The study by Becker and colleagues used a dataset of 63 videos of people with tic disorders to train a Random Forest classifier to identify tic movements. Various predictable features were combined into a single detection tic score and trained using videos from both people with tic disorders and healthy controls. The accuracy of this tic score in classifying patients and healthy controls was 83%.
“The frequency and characteristic cluster aggregation of tics are key determinants of tic severity,” said Dr. Davide Martino, Professor of Neurology at the University of Calgary. “Wearable sensors recording tics in patients’ natural environment are currently under exploration, but the anatomical distribution and diverse phenomenology of tics hinder the routine clinical applicability of these sensors. Tic frequency and phenomenology are also routinely assessed using video recordings usually obtained in a clinical setting, a methodology often used also in clinical trials. Rating these recordings is time- and energy-consuming. This study applies machine learning to train an algorithm that classifies tics from non-tic extra movements and measures several parameters detailing the temporal distribution of tics, ultimately combining these into a single tic detection score. The study reports a very good classification accuracy of the algorithm (83%), although the composition and accuracy of the tic detection score is still in progress.
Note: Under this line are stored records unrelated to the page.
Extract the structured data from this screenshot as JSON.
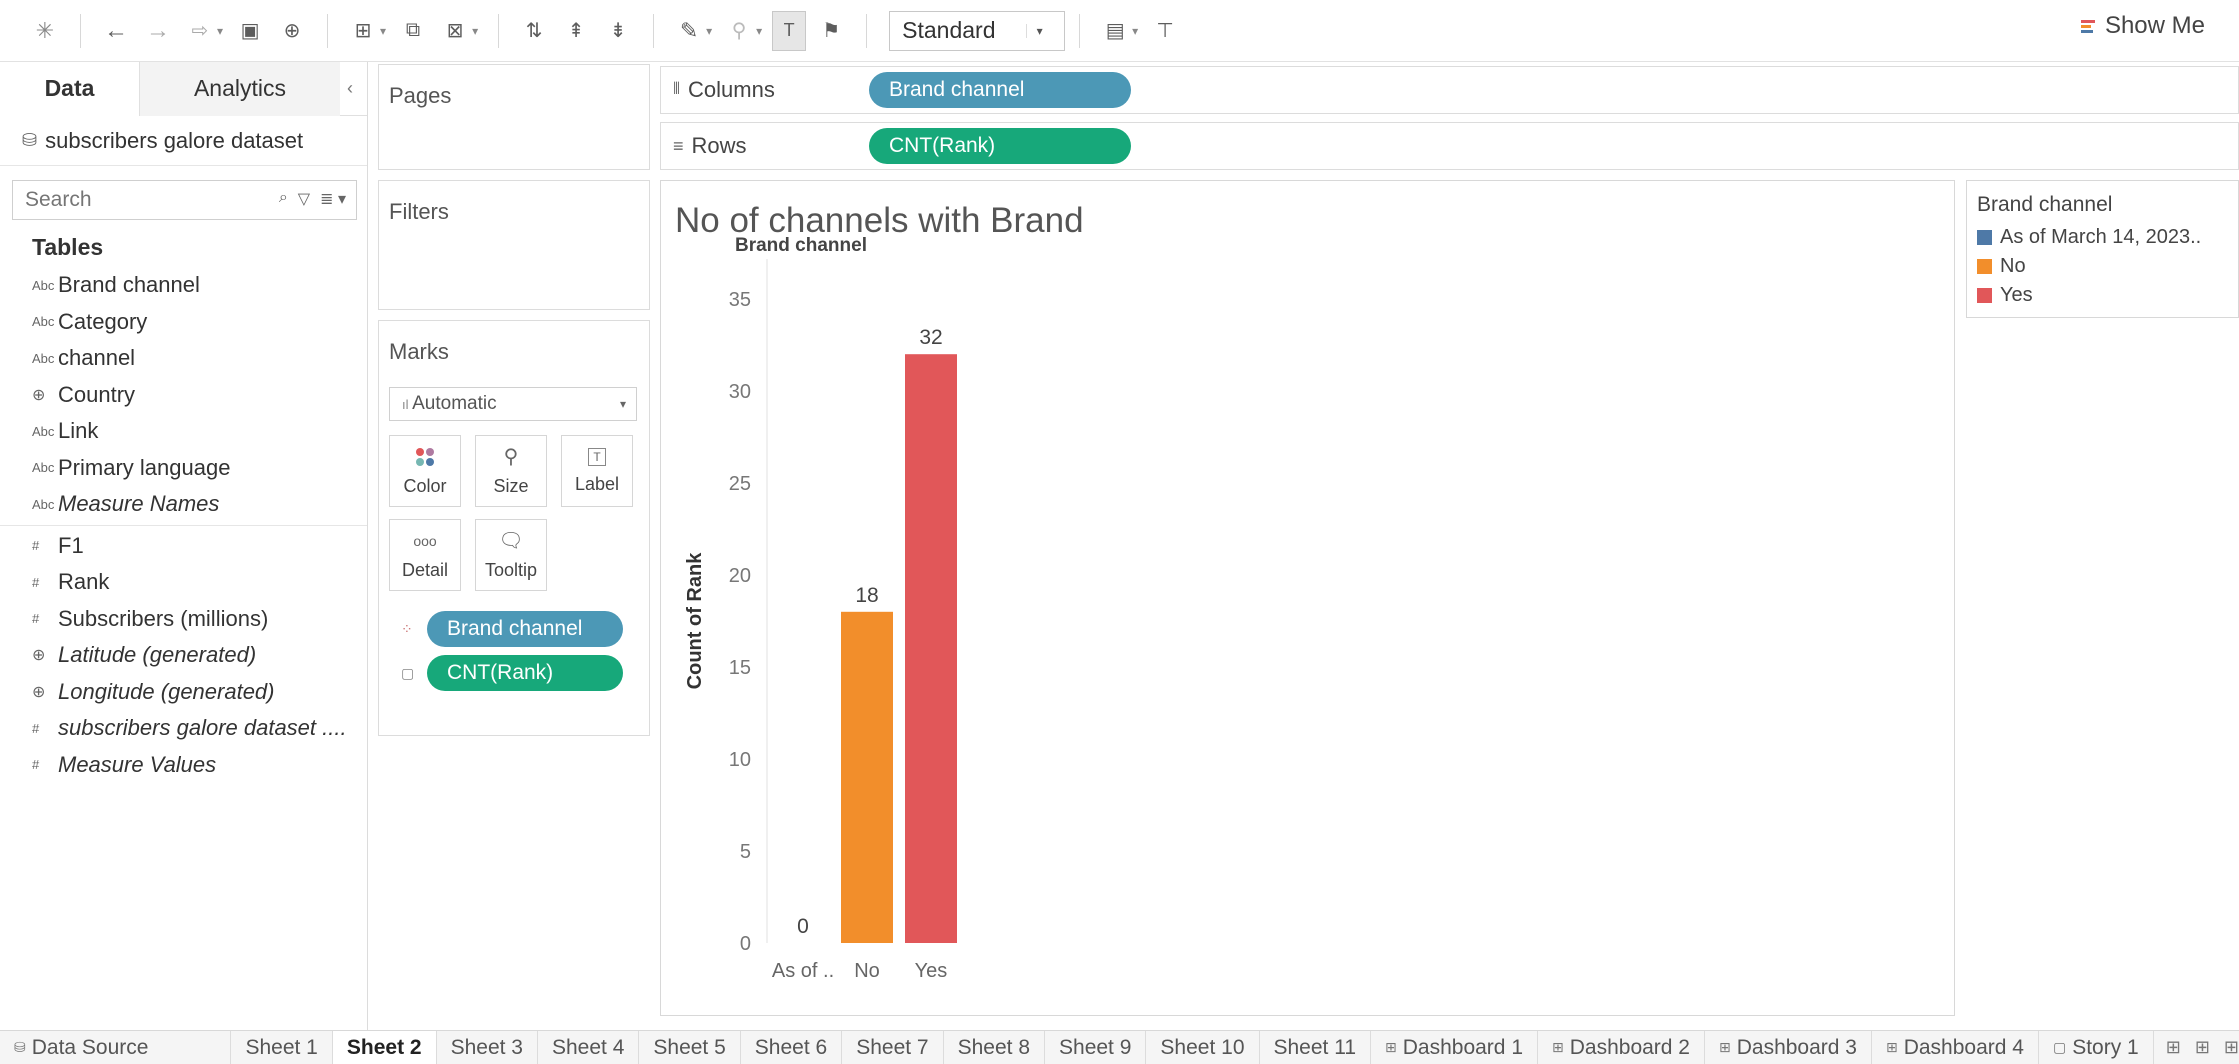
{
  "toolbar": {
    "icons": [
      "tableau-logo-icon",
      "undo-icon",
      "redo-icon",
      "redo-history-icon",
      "save-icon",
      "new-datasource-icon",
      "new-worksheet-icon",
      "duplicate-icon",
      "clear-sheet-icon",
      "swap-icon",
      "sort-ascending-icon",
      "sort-descending-icon",
      "highlight-icon",
      "group-icon",
      "show-labels-icon",
      "pin-icon",
      "show-cards-icon",
      "presentation-icon"
    ],
    "fit_select": "Standard",
    "show_me_label": "Show Me"
  },
  "data_pane": {
    "tabs": [
      "Data",
      "Analytics"
    ],
    "datasource": "subscribers galore dataset",
    "search_placeholder": "Search",
    "tables_heading": "Tables",
    "dimensions": [
      {
        "icon": "Abc",
        "name": "Brand channel",
        "italic": false
      },
      {
        "icon": "Abc",
        "name": "Category",
        "italic": false
      },
      {
        "icon": "Abc",
        "name": "channel",
        "italic": false
      },
      {
        "icon": "globe",
        "name": "Country",
        "italic": false
      },
      {
        "icon": "Abc",
        "name": "Link",
        "italic": false
      },
      {
        "icon": "Abc",
        "name": "Primary language",
        "italic": false
      },
      {
        "icon": "Abc",
        "name": "Measure Names",
        "italic": true
      }
    ],
    "measures": [
      {
        "icon": "#",
        "name": "F1",
        "italic": false
      },
      {
        "icon": "#",
        "name": "Rank",
        "italic": false
      },
      {
        "icon": "#",
        "name": "Subscribers (millions)",
        "italic": false
      },
      {
        "icon": "globe",
        "name": "Latitude (generated)",
        "italic": true
      },
      {
        "icon": "globe",
        "name": "Longitude (generated)",
        "italic": true
      },
      {
        "icon": "#",
        "name": "subscribers galore dataset ....",
        "italic": true
      },
      {
        "icon": "#",
        "name": "Measure Values",
        "italic": true
      }
    ]
  },
  "cards": {
    "pages": "Pages",
    "filters": "Filters",
    "marks": "Marks",
    "mark_type": "Automatic",
    "mark_buttons": [
      "Color",
      "Size",
      "Label",
      "Detail",
      "Tooltip"
    ],
    "mark_pills": [
      "Brand channel",
      "CNT(Rank)"
    ]
  },
  "shelves": {
    "columns_label": "Columns",
    "columns_pill": "Brand channel",
    "rows_label": "Rows",
    "rows_pill": "CNT(Rank)"
  },
  "view": {
    "title": "No of channels with Brand"
  },
  "legend": {
    "title": "Brand channel",
    "items": [
      {
        "label": "As of March 14, 2023..",
        "color": "#4e79a7"
      },
      {
        "label": "No",
        "color": "#f28e2b"
      },
      {
        "label": "Yes",
        "color": "#e15759"
      }
    ]
  },
  "chart_data": {
    "type": "bar",
    "header": "Brand channel",
    "categories": [
      "As of ..",
      "No",
      "Yes"
    ],
    "values": [
      0,
      18,
      32
    ],
    "data_labels": [
      "0",
      "18",
      "32"
    ],
    "colors": [
      "#4e79a7",
      "#f28e2b",
      "#e15759"
    ],
    "ylabel": "Count of Rank",
    "xlabel": "",
    "ylim": [
      0,
      35
    ],
    "yticks": [
      0,
      5,
      10,
      15,
      20,
      25,
      30,
      35
    ],
    "grid": false
  },
  "sheet_tabs": [
    "Data Source",
    "Sheet 1",
    "Sheet 2",
    "Sheet 3",
    "Sheet 4",
    "Sheet 5",
    "Sheet 6",
    "Sheet 7",
    "Sheet 8",
    "Sheet 9",
    "Sheet 10",
    "Sheet 11",
    "Dashboard 1",
    "Dashboard 2",
    "Dashboard 3",
    "Dashboard 4",
    "Story 1"
  ],
  "active_sheet": "Sheet 2"
}
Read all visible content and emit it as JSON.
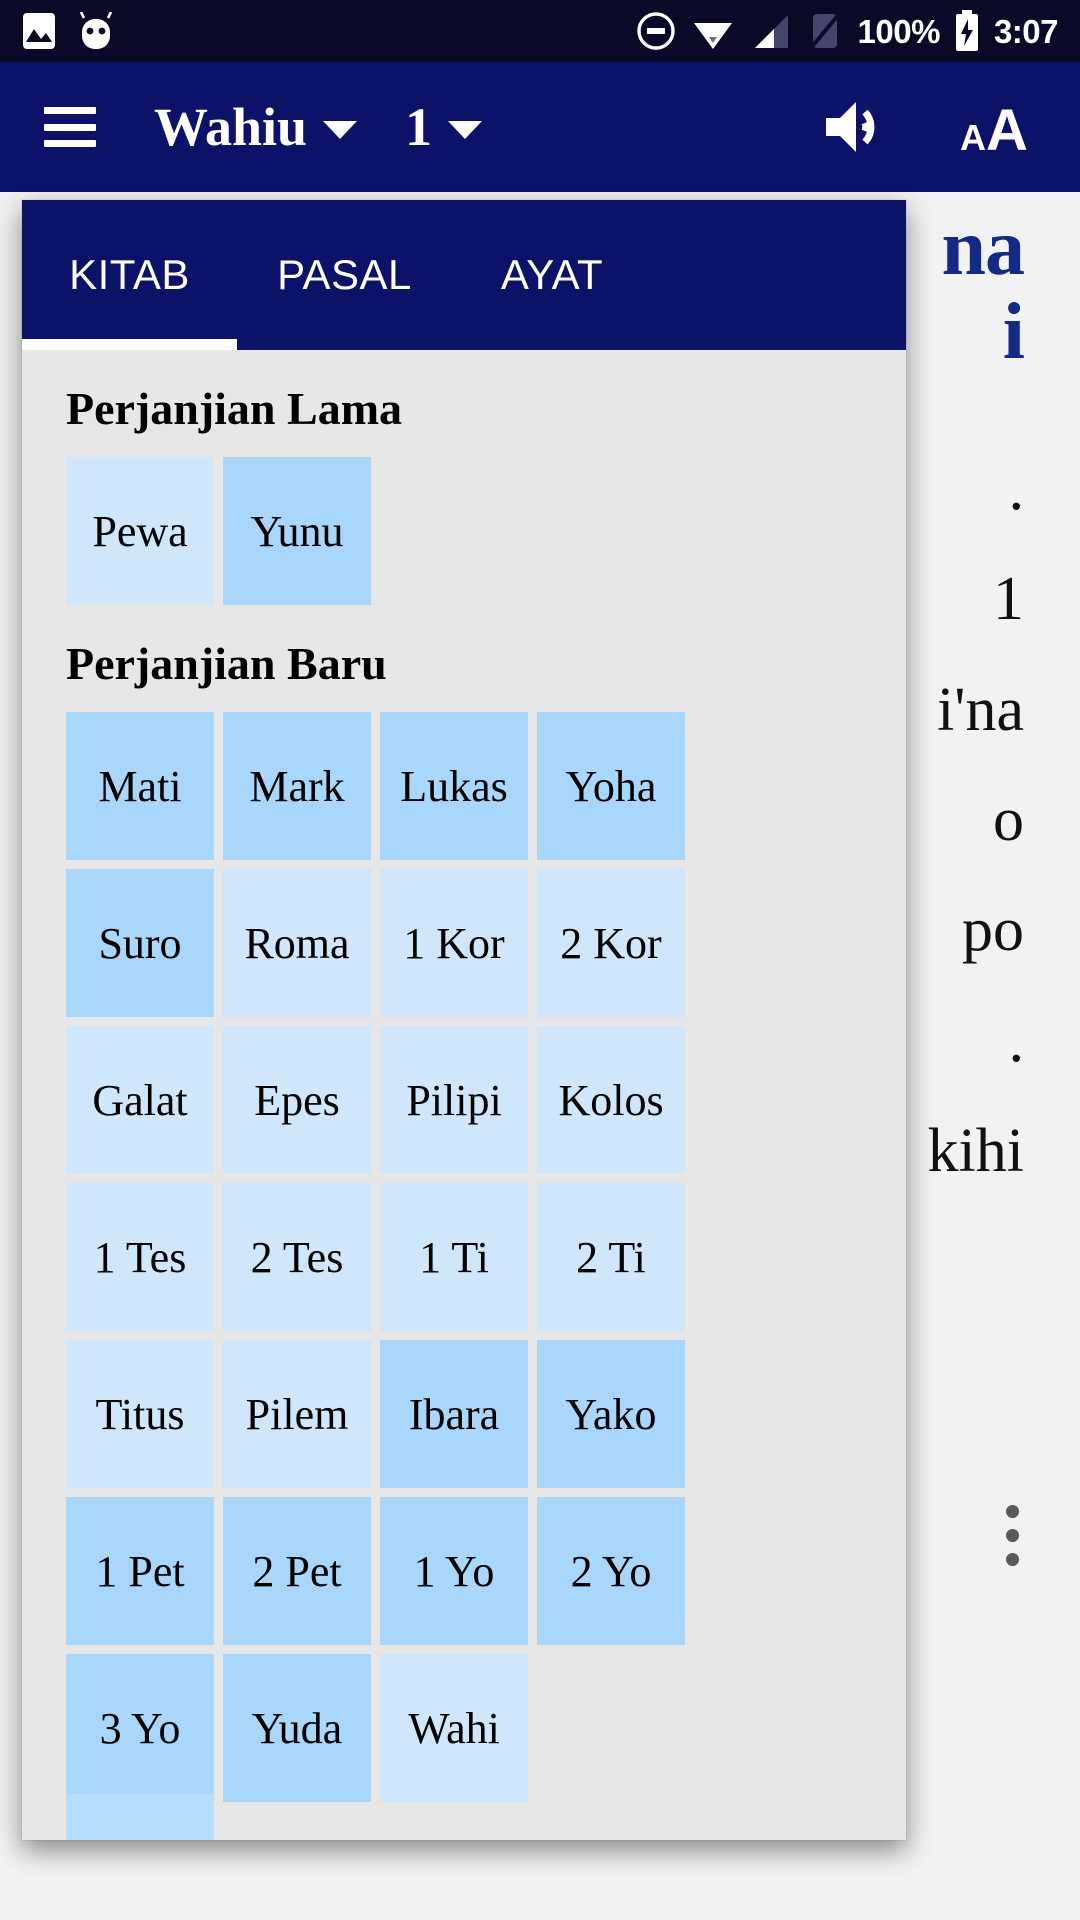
{
  "status_bar": {
    "icons": [
      "image-icon",
      "android-robot-icon",
      "do-not-disturb-icon",
      "wifi-icon",
      "signal-icon",
      "sim-none-icon",
      "battery-charging-icon"
    ],
    "battery_percent": "100%",
    "time": "3:07"
  },
  "app_bar": {
    "menu_icon": "hamburger-menu-icon",
    "book_label": "Wahiu",
    "chapter_label": "1",
    "speaker_icon": "volume-up-icon",
    "font_size_icon": "font-size-icon"
  },
  "reader": {
    "title_line1": "na",
    "title_line2": "i",
    "lines": [
      ".",
      "1",
      "",
      "i'na",
      "o",
      "po",
      ".",
      "kihi"
    ]
  },
  "overflow": {
    "icon": "more-vertical-icon"
  },
  "popup": {
    "tabs": [
      {
        "label": "KITAB",
        "active": true
      },
      {
        "label": "PASAL",
        "active": false
      },
      {
        "label": "AYAT",
        "active": false
      }
    ],
    "sections": [
      {
        "title": "Perjanjian Lama",
        "books": [
          {
            "label": "Pewa",
            "shade": "light"
          },
          {
            "label": "Yunu",
            "shade": "mid"
          }
        ]
      },
      {
        "title": "Perjanjian Baru",
        "books": [
          {
            "label": "Mati",
            "shade": "mid"
          },
          {
            "label": "Mark",
            "shade": "mid"
          },
          {
            "label": "Lukas",
            "shade": "mid"
          },
          {
            "label": "Yoha",
            "shade": "mid"
          },
          {
            "label": "Suro",
            "shade": "mid"
          },
          {
            "label": "Roma",
            "shade": "light"
          },
          {
            "label": "1 Kor",
            "shade": "light"
          },
          {
            "label": "2 Kor",
            "shade": "light"
          },
          {
            "label": "Galat",
            "shade": "light"
          },
          {
            "label": "Epes",
            "shade": "light"
          },
          {
            "label": "Pilipi",
            "shade": "light"
          },
          {
            "label": "Kolos",
            "shade": "light"
          },
          {
            "label": "1 Tes",
            "shade": "light"
          },
          {
            "label": "2 Tes",
            "shade": "light"
          },
          {
            "label": "1 Ti",
            "shade": "light"
          },
          {
            "label": "2 Ti",
            "shade": "light"
          },
          {
            "label": "Titus",
            "shade": "light"
          },
          {
            "label": "Pilem",
            "shade": "light"
          },
          {
            "label": "Ibara",
            "shade": "mid"
          },
          {
            "label": "Yako",
            "shade": "mid"
          },
          {
            "label": "1 Pet",
            "shade": "mid"
          },
          {
            "label": "2 Pet",
            "shade": "mid"
          },
          {
            "label": "1 Yo",
            "shade": "mid"
          },
          {
            "label": "2 Yo",
            "shade": "mid"
          },
          {
            "label": "3 Yo",
            "shade": "mid"
          },
          {
            "label": "Yuda",
            "shade": "mid"
          },
          {
            "label": "Wahi",
            "shade": "light"
          }
        ]
      }
    ]
  },
  "colors": {
    "status_bar_bg": "#0a0a28",
    "app_bar_bg": "#0b1268",
    "panel_bg": "#e7e7e7",
    "reader_bg": "#f2f2f2",
    "title_blue": "#132a86",
    "tile_light": "#cfe6fb",
    "tile_mid": "#a9d6fb"
  }
}
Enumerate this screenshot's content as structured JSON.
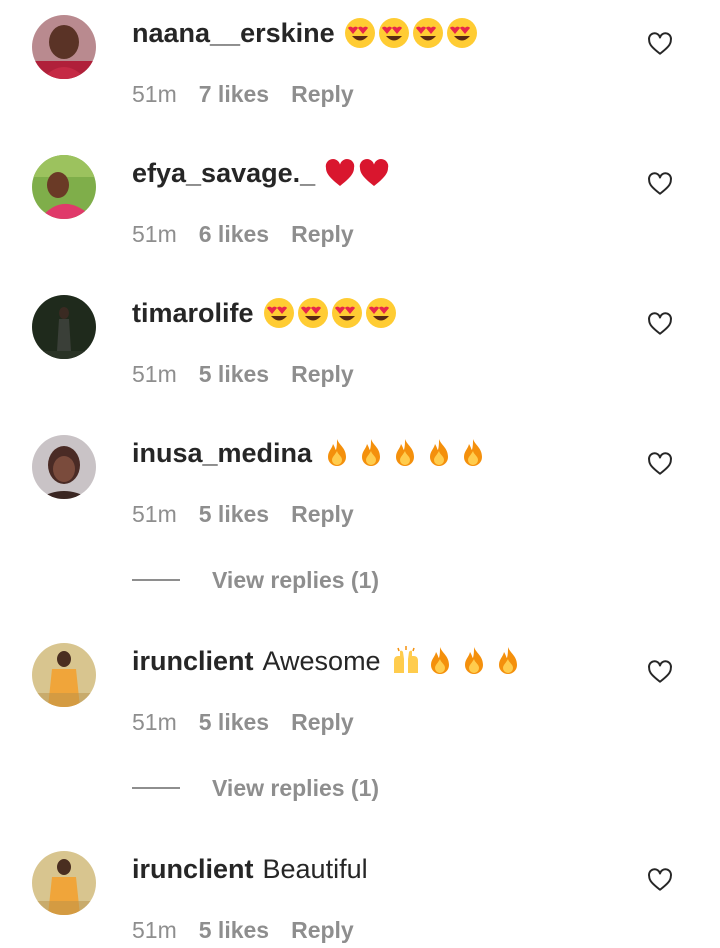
{
  "colors": {
    "text_primary": "#262626",
    "text_secondary": "#8e8e8e",
    "background": "#ffffff"
  },
  "comments": [
    {
      "username": "naana__erskine",
      "text": "",
      "emojis": [
        "heart-eyes-emoji",
        "heart-eyes-emoji",
        "heart-eyes-emoji",
        "heart-eyes-emoji"
      ],
      "time": "51m",
      "likes": "7 likes",
      "reply": "Reply"
    },
    {
      "username": "efya_savage._",
      "text": "",
      "emojis": [
        "red-heart-emoji",
        "red-heart-emoji"
      ],
      "time": "51m",
      "likes": "6 likes",
      "reply": "Reply"
    },
    {
      "username": "timarolife",
      "text": "",
      "emojis": [
        "heart-eyes-emoji",
        "heart-eyes-emoji",
        "heart-eyes-emoji",
        "heart-eyes-emoji"
      ],
      "time": "51m",
      "likes": "5 likes",
      "reply": "Reply"
    },
    {
      "username": "inusa_medina",
      "text": "",
      "emojis": [
        "fire-emoji",
        "fire-emoji",
        "fire-emoji",
        "fire-emoji",
        "fire-emoji"
      ],
      "time": "51m",
      "likes": "5 likes",
      "reply": "Reply",
      "view_replies": "View replies (1)"
    },
    {
      "username": "irunclient",
      "text": "Awesome",
      "emojis": [
        "raising-hands-emoji",
        "fire-emoji",
        "fire-emoji",
        "fire-emoji"
      ],
      "time": "51m",
      "likes": "5 likes",
      "reply": "Reply",
      "view_replies": "View replies (1)"
    },
    {
      "username": "irunclient",
      "text": "Beautiful",
      "emojis": [],
      "time": "51m",
      "likes": "5 likes",
      "reply": "Reply"
    }
  ]
}
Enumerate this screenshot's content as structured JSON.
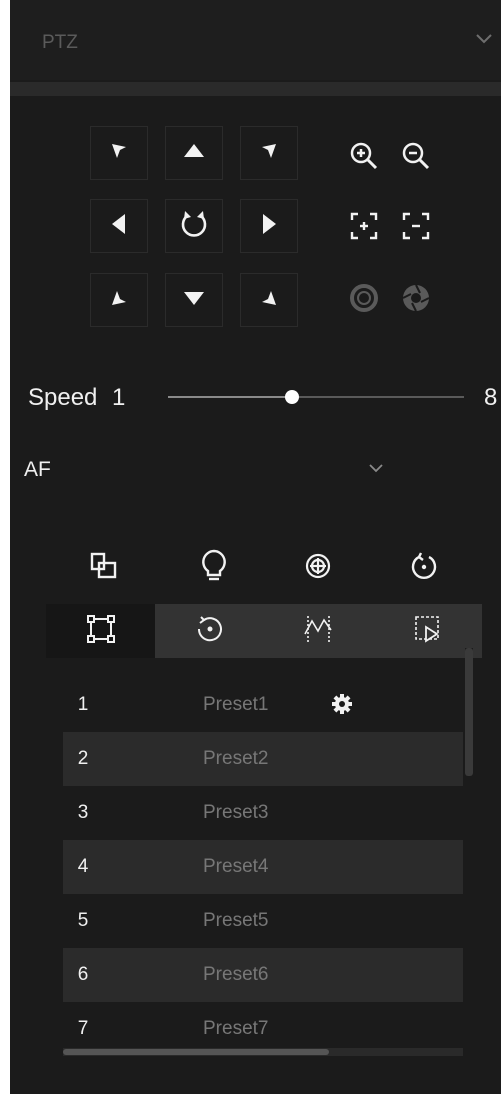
{
  "header": {
    "title": "PTZ",
    "collapse_icon": "chevron-down-icon"
  },
  "directions": [
    {
      "name": "up-left",
      "icon": "arrow-up-left-icon"
    },
    {
      "name": "up",
      "icon": "arrow-up-icon"
    },
    {
      "name": "up-right",
      "icon": "arrow-up-right-icon"
    },
    {
      "name": "left",
      "icon": "arrow-left-icon"
    },
    {
      "name": "auto-pan",
      "icon": "rotate-icon"
    },
    {
      "name": "right",
      "icon": "arrow-right-icon"
    },
    {
      "name": "down-left",
      "icon": "arrow-down-left-icon"
    },
    {
      "name": "down",
      "icon": "arrow-down-icon"
    },
    {
      "name": "down-right",
      "icon": "arrow-down-right-icon"
    }
  ],
  "lens_controls": [
    "zoom-in-icon",
    "zoom-out-icon",
    "focus-near-icon",
    "focus-far-icon",
    "iris-close-icon",
    "iris-open-icon"
  ],
  "speed": {
    "label": "Speed",
    "value": "1",
    "max_label": "8",
    "level_fraction": 0.42
  },
  "focus_mode": {
    "value": "AF"
  },
  "function_icons": [
    "window-icon",
    "light-bulb-icon",
    "target-icon",
    "reset-icon"
  ],
  "tabs": [
    {
      "name": "preset",
      "icon": "preset-frame-icon",
      "active": true
    },
    {
      "name": "cruise",
      "icon": "cruise-circle-icon",
      "active": false
    },
    {
      "name": "pattern",
      "icon": "pattern-icon",
      "active": false
    },
    {
      "name": "track",
      "icon": "track-play-icon",
      "active": false
    }
  ],
  "presets": [
    {
      "num": "1",
      "name": "Preset1",
      "has_settings": true
    },
    {
      "num": "2",
      "name": "Preset2"
    },
    {
      "num": "3",
      "name": "Preset3"
    },
    {
      "num": "4",
      "name": "Preset4"
    },
    {
      "num": "5",
      "name": "Preset5"
    },
    {
      "num": "6",
      "name": "Preset6"
    },
    {
      "num": "7",
      "name": "Preset7"
    }
  ],
  "colors": {
    "background": "#1b1b1b",
    "text": "#f0f0f0",
    "muted_text": "#777777",
    "row_alt": "#2b2b2b",
    "tabbar": "#333333"
  }
}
An algorithm that measures frequency and clustering of tics from video recordings has strong translational value in routine clinical practice and clinical research, as it would likely optimize reliability and efficiency of these measurements. Although limited to facial/head tics, the same approach can be extended to other body regions and phonic tics. It is also important to point out that video recording-based measures will inevitably still need to be integrated with other domains of tic severity, e.g., interference with daily routines and functional impact, in order to achieve a truly comprehensive assessment of tics.”